Un patricien au crépuscule©C.Lambert

par Eric Bulliard

Au départ, un tableau: Portrait de Nicolas-François-Xavier de Reynold, par Gottfried Locher (1775). Habits sombres, perruque blanche, visage fermé comme pour un adieu à l’Ancien Régime. L’œuvre a inspiré l’historien Jean Steinauer pour Un patricien au crépuscule: sa pièce est jouée dès samedi et jusqu’au 15 février, à l’aula du Collège Saint-Michel. Avec Roger Jendly dans le rôle de l’aristocrate en fin de vie et François Gillerot dans celui du peintre.

Ce portrait, Jean Steinauer l’a d’abord étudié pour une conférence donnée en 2011 au Musée d’art et d’histoire de Fribourg, où l’œuvre est exposée. Puis, pour un article paru dans Les annales fribourgeoises. «En travaillant sur le fonds d’archives Reynold, qui est extrêmement riche, j’en suis venu à me demander ce que ces deux hommes pouvaient se dire.»

Thèmes d’actualité, âge, statut social, vision du monde: tout sépare l’aristocrate de l’artiste. Mais, le temps de cinq séances de pose, ils se rapprochent, échangent leurs points de vue. Nous sommes en 1775, «la première année du règne de Louis XVI», rappelle Jean Steinauer. Le traité d’alliance avec la France est renégocié «et Reynold sait que ça se présente très mal».

«On peut toujours voir des gens qui, au moment de lâcher la rampe, sentent que tout fout le camp, que le monde dans lequel ils ont vécu est en train de disparaître»

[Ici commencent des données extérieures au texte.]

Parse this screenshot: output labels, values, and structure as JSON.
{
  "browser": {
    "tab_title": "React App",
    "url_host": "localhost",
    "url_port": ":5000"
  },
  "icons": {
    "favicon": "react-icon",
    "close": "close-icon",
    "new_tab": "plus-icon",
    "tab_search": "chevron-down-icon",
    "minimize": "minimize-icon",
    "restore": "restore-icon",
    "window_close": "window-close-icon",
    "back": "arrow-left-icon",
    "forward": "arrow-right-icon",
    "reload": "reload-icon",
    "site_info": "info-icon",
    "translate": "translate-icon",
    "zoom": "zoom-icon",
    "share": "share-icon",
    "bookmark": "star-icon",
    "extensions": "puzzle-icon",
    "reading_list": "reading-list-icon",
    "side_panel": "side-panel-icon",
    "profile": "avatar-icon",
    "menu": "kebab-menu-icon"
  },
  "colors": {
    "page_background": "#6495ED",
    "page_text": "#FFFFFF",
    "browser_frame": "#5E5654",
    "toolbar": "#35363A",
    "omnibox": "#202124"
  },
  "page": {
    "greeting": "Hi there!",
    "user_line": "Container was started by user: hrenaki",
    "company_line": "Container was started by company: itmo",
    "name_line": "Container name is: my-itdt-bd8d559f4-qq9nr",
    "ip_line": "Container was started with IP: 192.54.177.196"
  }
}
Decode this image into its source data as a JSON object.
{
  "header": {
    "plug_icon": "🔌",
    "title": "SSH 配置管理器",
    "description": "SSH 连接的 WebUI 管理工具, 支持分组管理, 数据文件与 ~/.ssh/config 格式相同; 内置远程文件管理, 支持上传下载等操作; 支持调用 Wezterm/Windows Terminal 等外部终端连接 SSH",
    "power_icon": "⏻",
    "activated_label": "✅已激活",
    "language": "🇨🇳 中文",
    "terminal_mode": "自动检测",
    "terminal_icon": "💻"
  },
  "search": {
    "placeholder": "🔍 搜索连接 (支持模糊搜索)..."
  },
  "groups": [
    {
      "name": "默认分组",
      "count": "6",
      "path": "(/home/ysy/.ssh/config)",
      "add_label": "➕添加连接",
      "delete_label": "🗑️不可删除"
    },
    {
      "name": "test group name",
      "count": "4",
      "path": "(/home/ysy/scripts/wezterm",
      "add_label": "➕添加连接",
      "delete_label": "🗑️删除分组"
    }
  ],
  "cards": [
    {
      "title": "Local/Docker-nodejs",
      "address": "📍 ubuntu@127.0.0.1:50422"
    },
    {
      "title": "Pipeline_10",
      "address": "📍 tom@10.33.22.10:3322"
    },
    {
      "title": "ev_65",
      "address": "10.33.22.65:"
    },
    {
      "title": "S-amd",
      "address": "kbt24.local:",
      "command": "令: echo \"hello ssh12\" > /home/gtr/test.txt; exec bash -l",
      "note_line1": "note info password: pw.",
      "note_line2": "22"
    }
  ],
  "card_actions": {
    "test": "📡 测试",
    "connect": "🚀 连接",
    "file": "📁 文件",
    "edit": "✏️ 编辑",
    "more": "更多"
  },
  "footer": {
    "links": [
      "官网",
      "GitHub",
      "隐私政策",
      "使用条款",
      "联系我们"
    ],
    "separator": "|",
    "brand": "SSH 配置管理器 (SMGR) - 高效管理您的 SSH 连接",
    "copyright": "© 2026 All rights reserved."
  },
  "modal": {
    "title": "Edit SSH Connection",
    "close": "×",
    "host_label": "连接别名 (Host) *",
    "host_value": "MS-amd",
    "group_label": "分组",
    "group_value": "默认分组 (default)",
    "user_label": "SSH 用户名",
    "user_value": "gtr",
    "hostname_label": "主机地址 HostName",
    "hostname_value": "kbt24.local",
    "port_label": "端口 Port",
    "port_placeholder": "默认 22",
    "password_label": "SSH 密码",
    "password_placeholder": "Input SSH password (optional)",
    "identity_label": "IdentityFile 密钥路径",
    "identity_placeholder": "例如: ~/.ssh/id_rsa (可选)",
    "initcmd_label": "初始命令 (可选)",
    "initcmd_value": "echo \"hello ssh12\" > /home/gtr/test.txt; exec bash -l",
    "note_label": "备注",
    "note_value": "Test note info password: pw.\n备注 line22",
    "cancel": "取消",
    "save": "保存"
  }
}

Ce fond historique n’empêche pas la pièce de se pencher sur des thèmes qui restent d’actualité: «On peut toujours voir des gens qui, au moment de lâcher la rampe, sentent que tout fout le camp, que le monde dans lequel ils ont vécu est en train de disparaître», relève Jean Steinauer. Actuelles aussi, ces discussions sur l’éducation des enfants, ces questions sur la rigueur ou le laisser-aller. Des idées neuves, à l’époque, que Rousseau venait d’exposer dans son Emile.

L’ami Roger Jendly
Au moment de se faire peindre le portrait, Nicolas-François-Xavier de Reynold a 80 ans. Il mourra dans l’année. Ancien officier en France, ancien bailli de Montagny et de Bellegarde, seigneur de Pérolles et de Cressier, il est surtout le dernier «dispensateur des libéralités du roi»: c’est lui qui, à Fribourg, est chargé de distribuer les pensions versées par Louis XV. Le genre de personne à qui on n’oublie pas de dire bonjour, ironise Jean Steinauer.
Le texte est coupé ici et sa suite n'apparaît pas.